JJ : J’ai du mal à faire du contemporain, à travailler à partir de documentation. J’ai également du mal à représenter la nature. Les immeubles, c’est plus pratique. Mais je ferai de tout : en ce moment, je travaille sur une série à paraître chez Le Lombart, donc l’action se passe dans une ville américaine contemporaine. J’ai donc à me documenter, notamment sur les voitures.
10. Vous aimez particulièrement l’architecture, le design ?
JJ : Même si j’ai passé 3 ans en école d’architecture, je n’ai pas une grande formation dans ce domaine. Mais j’ai toujours aimé créer des formes à partir de rien, trouver un heureux hasard dans les recherches graphiques, d’où mon plaisir à travailler des univers de space-opera et futuristes.
11. Nous avons coutume de demander aux auteurs s'ils ont une anecdote à propos d'une mémorable séance de dédicace. Qu'est-ce qui vous vient en tête à ce sujet ?

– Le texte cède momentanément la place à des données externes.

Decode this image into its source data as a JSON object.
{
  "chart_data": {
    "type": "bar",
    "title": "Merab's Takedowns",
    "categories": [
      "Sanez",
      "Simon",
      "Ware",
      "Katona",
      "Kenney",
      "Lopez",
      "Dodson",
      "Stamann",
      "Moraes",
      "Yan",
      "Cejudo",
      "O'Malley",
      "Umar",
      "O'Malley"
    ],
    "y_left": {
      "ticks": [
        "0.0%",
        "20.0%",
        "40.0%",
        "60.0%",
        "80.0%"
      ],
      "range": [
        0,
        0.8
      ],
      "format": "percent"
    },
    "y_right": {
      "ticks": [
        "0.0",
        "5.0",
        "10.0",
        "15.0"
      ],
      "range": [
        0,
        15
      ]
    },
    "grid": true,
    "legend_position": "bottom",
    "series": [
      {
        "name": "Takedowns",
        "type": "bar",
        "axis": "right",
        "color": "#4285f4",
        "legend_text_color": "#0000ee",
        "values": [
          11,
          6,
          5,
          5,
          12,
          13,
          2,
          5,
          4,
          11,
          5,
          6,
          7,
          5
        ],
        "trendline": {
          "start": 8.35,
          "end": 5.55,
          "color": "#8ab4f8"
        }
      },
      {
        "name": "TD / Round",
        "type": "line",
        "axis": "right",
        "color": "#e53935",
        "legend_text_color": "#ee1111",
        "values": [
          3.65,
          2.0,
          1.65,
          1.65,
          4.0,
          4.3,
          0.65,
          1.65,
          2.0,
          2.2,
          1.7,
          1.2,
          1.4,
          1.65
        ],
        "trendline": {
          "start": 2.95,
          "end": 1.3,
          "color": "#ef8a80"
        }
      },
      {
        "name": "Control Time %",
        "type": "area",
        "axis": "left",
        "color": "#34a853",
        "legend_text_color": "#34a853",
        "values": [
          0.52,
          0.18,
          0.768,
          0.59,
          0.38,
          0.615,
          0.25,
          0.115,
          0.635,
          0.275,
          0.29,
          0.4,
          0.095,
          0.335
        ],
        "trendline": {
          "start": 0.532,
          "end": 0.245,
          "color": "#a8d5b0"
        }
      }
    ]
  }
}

JJ : J’ai peu d’anecdotes marquantes. Ce qui me vient en tête est plutôt mon désarroi devant le comportement des festivaliers, comme ces filles qui font la file d’attente pour leur père ou leur petit ami, alors que la BD et le dessin qu’elles obtiendront ne les intéressent manifestement pas. Je trouve ça assez triste. Dans un autre genre, je me souviens d’un petit festival près de chez moi, à 1 heure de Paris, où un homme avait fait la queue toute la journée pour le tome 2 d’Anachron, et n’était passé qu’en fin de journée. Pourtant il n’avait rien dit, et était parti comme si de rien n’était, sans le moindre échange avec moi, alors qu’il était venu de Bretagne… C’était vraiment bizarre, et un peu effrayant, je me suis demandé s’il n’allait pas tuer une petite vieille en repartant ^^ !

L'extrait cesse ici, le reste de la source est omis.